README.md

# single-cell-preprocessing
A snakemake pipeline to preprocess data from single cell RNAseq. `sc-preprocess` can handle data from multiple platforms, e.g. C1, Wafergen and DropSeq.

## Setup
```
git clone ...
cd single-cell-preprocessing
conda env create -f environment.yml
```

## Quickstart for DropSeq-based data
#### Configuration
Edit the file `config/dropseq.yml` and adapt the options to your needs. Pay attention to the `data` section and add the paths to individual fastq files like this:

```
data:
  files:
    condition1:
      r1: path/to/condition1_r1.fastq.gz
      r2: path/to/condition1_r2.fastq.gz
    condition2:
      r1: path/to/condition2_r1.fastq.gz
      r2: path/to/condition2_r2.fastq.gz
```

#### Run analysis
A call to `snakemake -s sc-preprocess.snake` will create a whitelist of true barcodes per condition, demultiplex barcodes into fastq files for each valid barcode and quantify the data.

## Quickstart for plate-based data (C1, Wafergen)
#### Configuration
Edit the file `config/plateseq.yml` and adapt the options to your needs. If you already have fastq files for each cell (sample), set `demultiplex: False` in the `action` section. 

#### Writing the samplesheet
Plate-based data needs a samplesheet, that gives information for each sample that should be processed. A samplesheet is a tab-separated table that contains *at least* a column with a samples name:

| Name  | Batch | Condition |
| --- | --- | --- |
| cell1 | batch1 | wildtype |
| cell2 | batch1 | mutant |
| cell3 | batch2 | wildtype |
| cell4 | batch2 | mutant |

Other columns might be needed, depending on the experimental setup:
* **C1 data** needs a `URL_r1` with the path to the samples fastq file, but no `Barcode` column.
* **Wafergen data** needs a `Barcode` column with the barcode that is used during multiplexing, but no `URL_r1` column.

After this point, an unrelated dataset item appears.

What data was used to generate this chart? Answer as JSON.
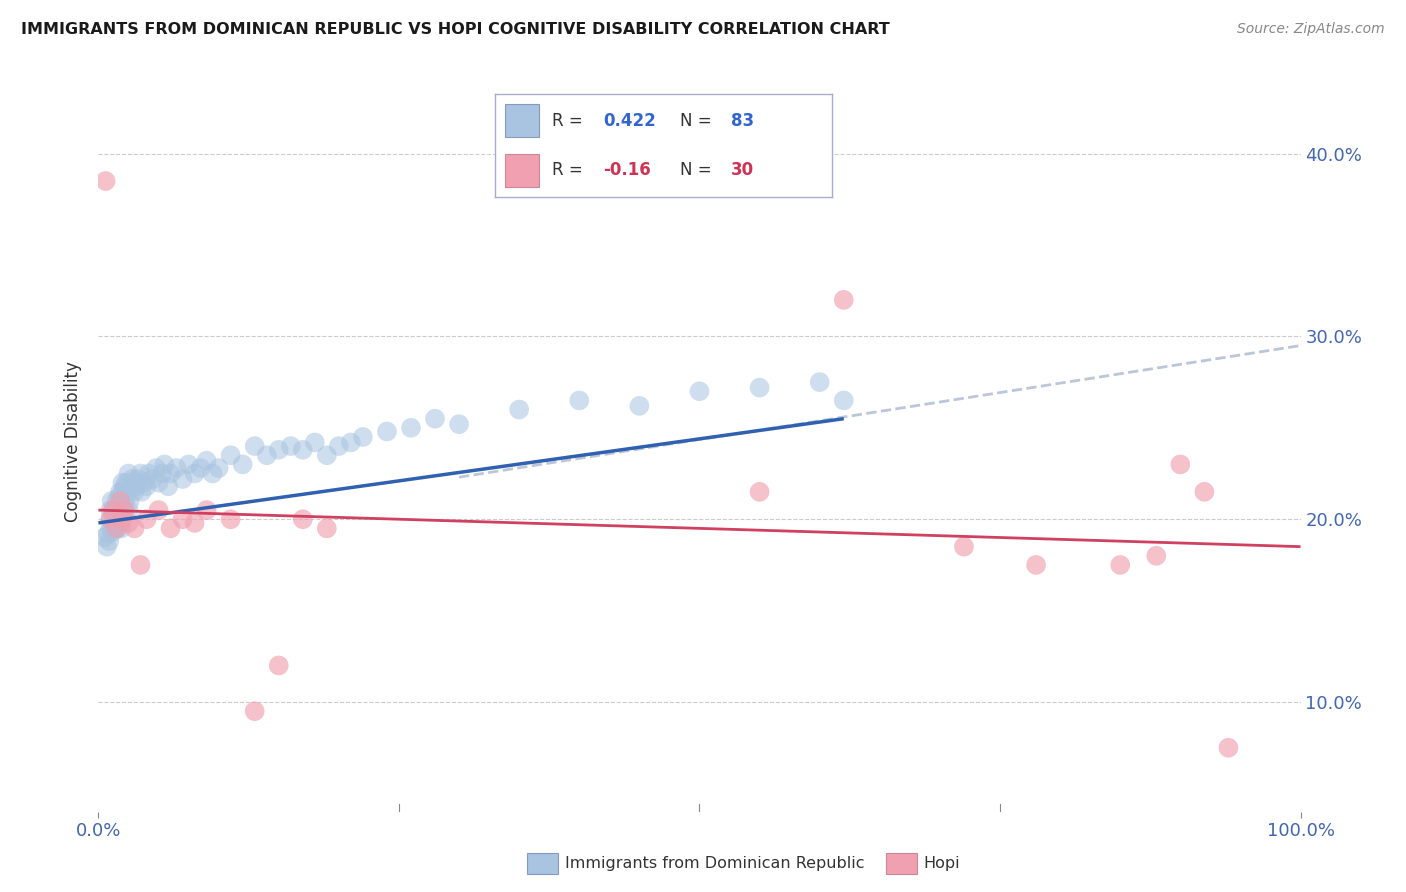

The names of columns can be arbirtary, but need to be given for the sample name (`index`) and barcode column in the `config/plateseq.yml` file:
```
samplesheet:
  file: SampleSheet.txt
  index: Name
  barcode: Barcode
```

#### Run analysis
A call to `snakemake -s sc-preprocess.snake` will demultiplex barcodes into fastq files, if needed, and quantify the data.